Lembrando da malfadada
Marcha com Deus pela Família e pela Liberdade, que ajudou a derrubar
João Goulart, três décadas atrás, é justo perguntar quando o país
começará a dar gargalhadas dos protestos contra a democracia programados
para hoje.
Explico. Não existe,
em nossa época, iniciativa mais ridícula do que atacar um regime
democrático nem tentação mais vergonhosa do que tentar derrubar os
poderes soberanos do povo.
É um movimento que
contraria as melhores lições políticas que a humanidade aprendeu nos
séculos que se seguiram a Revolução Francesa. Que nega uma civilização
inteira, na qual nossos filhos e netos merecem viver para que possam
construir um mundo melhor para seus próprios filhos e seus netos.
Um mal disfarçado
projeto golpista, que reflete a incapacidade de conviver com a vontade
expressa da maioria, retira dos atos de hoje qualquer fiapo de
pretendida dignidade. Podem ser admitidos por lei mas são errados como
cuspir no chão, bater em criança e perseguir quem não pode se defender.
As conspirações
anti-democráticas devem ser denunciadas e combatidas sempre mas podem
levar semanas, durar meses ou prolongar-se por anos. anos. O ideal é que
sejam derrotadas de imediato, mas isso pode levar mais tempo. As vezes,
acontece a tragédia de chegarem ao poder, como já ocorreu com tantos
povos e países, inclusive conosco, infelizmente, logo depois daquela
marcha de 1964.
Mas sempre serão
vencidas, inevitavelmente. Os ditadores podem fugir do palácio pela
porta dos fundos, podem ser julgados e enforcados, podem ser pendurados
de cabeça para baixo pela massa em fúria por direitos que foram
roubados, pelo sofrimento causado. Com frequência, reescrevem a própria
história, escondem seus crimes, dissimulam, apagam indícios e sinais.
O mais comum é que
sejam ridicularizados em sua arrogância, em seu sonho pretensioso mas no
fundo apenas criminal e perigoso. Isso porque não há argumento
defensável na boca de quem tenta vencer a vontade soberana de uma nação.
A derrota dos
adversários da democracia é inevitável como a alvorada depois da noite. É
certa como a esperança que todo os dias nos leva sair da cama para
lutar pelo bem ainda que o mal pareça inevitável, a preferir a verdade
no lugar da mentira. Eles nunca deixarão de ser uma excrescência
absoluta, nem deixarão de refugiar-se na hipocrisia dos que falsificam a
história sem escrúpulos nem dores na consciência. Mas estão condenados a
perder, porque sua mensagem não eleva o bem estar do povo nem torna os
homens e mulheres de hoje mais iguais — mais humanos na realidade — do
que homens e mulheres de ontem. Seus projetos são obscuros e regressivos
e é por isso, mais do que qualquer outra razão, que eles perdem todos
os debates quando as diferenças se esclarecem, não conseguem ganhar
nenhuma eleição quando as fantasias se desmancham e o importante
aparece.
Detestam o voto popular, que só disputam quando não há outro
jeito.
Mesmo assim tentam comprar a vontade dos fracos, alugar a consciência dos estudados.

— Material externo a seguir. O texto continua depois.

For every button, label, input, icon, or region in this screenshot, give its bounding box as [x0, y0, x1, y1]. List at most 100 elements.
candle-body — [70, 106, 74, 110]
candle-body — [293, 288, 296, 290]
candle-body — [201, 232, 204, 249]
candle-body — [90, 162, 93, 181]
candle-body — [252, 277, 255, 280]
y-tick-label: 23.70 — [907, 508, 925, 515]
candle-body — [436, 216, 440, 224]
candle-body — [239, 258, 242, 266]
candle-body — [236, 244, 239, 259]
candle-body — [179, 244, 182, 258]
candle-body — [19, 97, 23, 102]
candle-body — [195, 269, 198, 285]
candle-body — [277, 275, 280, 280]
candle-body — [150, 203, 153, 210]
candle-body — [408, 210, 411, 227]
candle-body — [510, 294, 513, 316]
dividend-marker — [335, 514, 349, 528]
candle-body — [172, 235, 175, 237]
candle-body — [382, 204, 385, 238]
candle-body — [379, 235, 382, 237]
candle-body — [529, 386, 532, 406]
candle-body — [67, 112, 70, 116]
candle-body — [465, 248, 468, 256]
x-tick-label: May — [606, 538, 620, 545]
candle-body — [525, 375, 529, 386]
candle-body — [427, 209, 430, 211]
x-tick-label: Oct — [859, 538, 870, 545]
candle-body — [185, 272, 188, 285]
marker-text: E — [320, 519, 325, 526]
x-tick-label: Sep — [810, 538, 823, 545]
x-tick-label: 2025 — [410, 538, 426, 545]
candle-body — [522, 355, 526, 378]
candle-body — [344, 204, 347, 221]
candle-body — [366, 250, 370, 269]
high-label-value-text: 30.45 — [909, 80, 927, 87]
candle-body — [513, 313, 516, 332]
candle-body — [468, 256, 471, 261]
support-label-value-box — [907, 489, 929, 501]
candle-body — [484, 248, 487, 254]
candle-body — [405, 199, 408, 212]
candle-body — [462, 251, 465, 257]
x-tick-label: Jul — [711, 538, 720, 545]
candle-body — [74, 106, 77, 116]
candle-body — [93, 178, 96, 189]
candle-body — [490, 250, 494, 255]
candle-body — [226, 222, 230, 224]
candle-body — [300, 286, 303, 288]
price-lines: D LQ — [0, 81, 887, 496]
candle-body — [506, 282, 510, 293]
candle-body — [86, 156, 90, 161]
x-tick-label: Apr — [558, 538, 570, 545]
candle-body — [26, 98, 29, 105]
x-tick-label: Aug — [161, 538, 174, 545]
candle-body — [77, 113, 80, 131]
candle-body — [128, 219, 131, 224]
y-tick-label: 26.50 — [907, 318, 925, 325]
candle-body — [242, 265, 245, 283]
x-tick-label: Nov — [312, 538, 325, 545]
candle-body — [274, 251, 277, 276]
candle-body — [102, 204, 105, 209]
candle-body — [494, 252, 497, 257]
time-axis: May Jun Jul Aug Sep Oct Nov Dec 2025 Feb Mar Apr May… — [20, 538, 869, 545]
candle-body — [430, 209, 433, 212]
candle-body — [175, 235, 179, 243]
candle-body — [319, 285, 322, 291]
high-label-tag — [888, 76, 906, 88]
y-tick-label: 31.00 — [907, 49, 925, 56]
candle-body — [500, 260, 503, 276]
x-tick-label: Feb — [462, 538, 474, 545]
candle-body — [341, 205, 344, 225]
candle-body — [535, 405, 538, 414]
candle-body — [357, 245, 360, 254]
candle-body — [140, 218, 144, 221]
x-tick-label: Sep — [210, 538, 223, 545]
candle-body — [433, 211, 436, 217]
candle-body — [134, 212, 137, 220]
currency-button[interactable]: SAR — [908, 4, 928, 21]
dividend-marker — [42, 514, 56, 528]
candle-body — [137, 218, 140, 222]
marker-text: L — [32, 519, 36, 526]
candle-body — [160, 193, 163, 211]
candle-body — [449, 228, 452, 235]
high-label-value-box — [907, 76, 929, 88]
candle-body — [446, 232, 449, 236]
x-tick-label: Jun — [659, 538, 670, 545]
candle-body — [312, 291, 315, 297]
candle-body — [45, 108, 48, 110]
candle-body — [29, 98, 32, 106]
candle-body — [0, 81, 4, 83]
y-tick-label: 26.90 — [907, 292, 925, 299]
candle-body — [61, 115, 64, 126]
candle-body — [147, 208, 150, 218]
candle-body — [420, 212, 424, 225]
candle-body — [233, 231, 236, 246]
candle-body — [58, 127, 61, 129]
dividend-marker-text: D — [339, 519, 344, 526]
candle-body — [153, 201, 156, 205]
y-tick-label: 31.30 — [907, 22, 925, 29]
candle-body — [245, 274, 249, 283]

Os ataques à democracia fazem feridos, matam e machucam.
Mas sempre chega a hora em que
podemos rir deles, em gargalhadas que hoje fazem eco em minha memória,
quando lembro da minha mãe falando sobre as vizinhas, amigas e nem tão
amigas que foram às ruas para pedir golpe em março de 1964. Professora
num bairro de classe média, lutadora por muitos direitos que poucos
conheciam na época, dona Alcina tinha orgulho de ter recusado convites e
apelos para sair de casa naquele dia. Isso lhe fazia sentir orgulho,
dava um sentimento de honra, de dever cumprido. Também era a alegria de
quem não se deixara enganar.
Em tempos de maior religiosidade,
aquelas mulheres carregavam terços, usavam véus — e vociferavam contra
blasfêmias e pecados da época em que a mudança social estava tão
distante e a ignorância geral era tão grande que podia ser apresentada
como obra do demônio. Para combater o que se chamava de subversão,
diziam que iriam eliminar a corrupção. O truque é antigo, como sabemos.
Não vamos nos iludir. Os protestos
de hoje querem revogar as melhorias feitas na vida do povo. Expressam o
inconformismo de quem não suporta assistir ao progresso dos que sempre
estiveram em baixo. Seu horizonte é a escuridão e seu destino final será
fornecer enredos e personagens para as anedotas e comédias do futuro.
A gargalhada dos homens e mulheres
de amanhã é o destino inevitável dos golpistas que desfilam hoje. Nada
mais merecem além de vaias, piadas e deboche.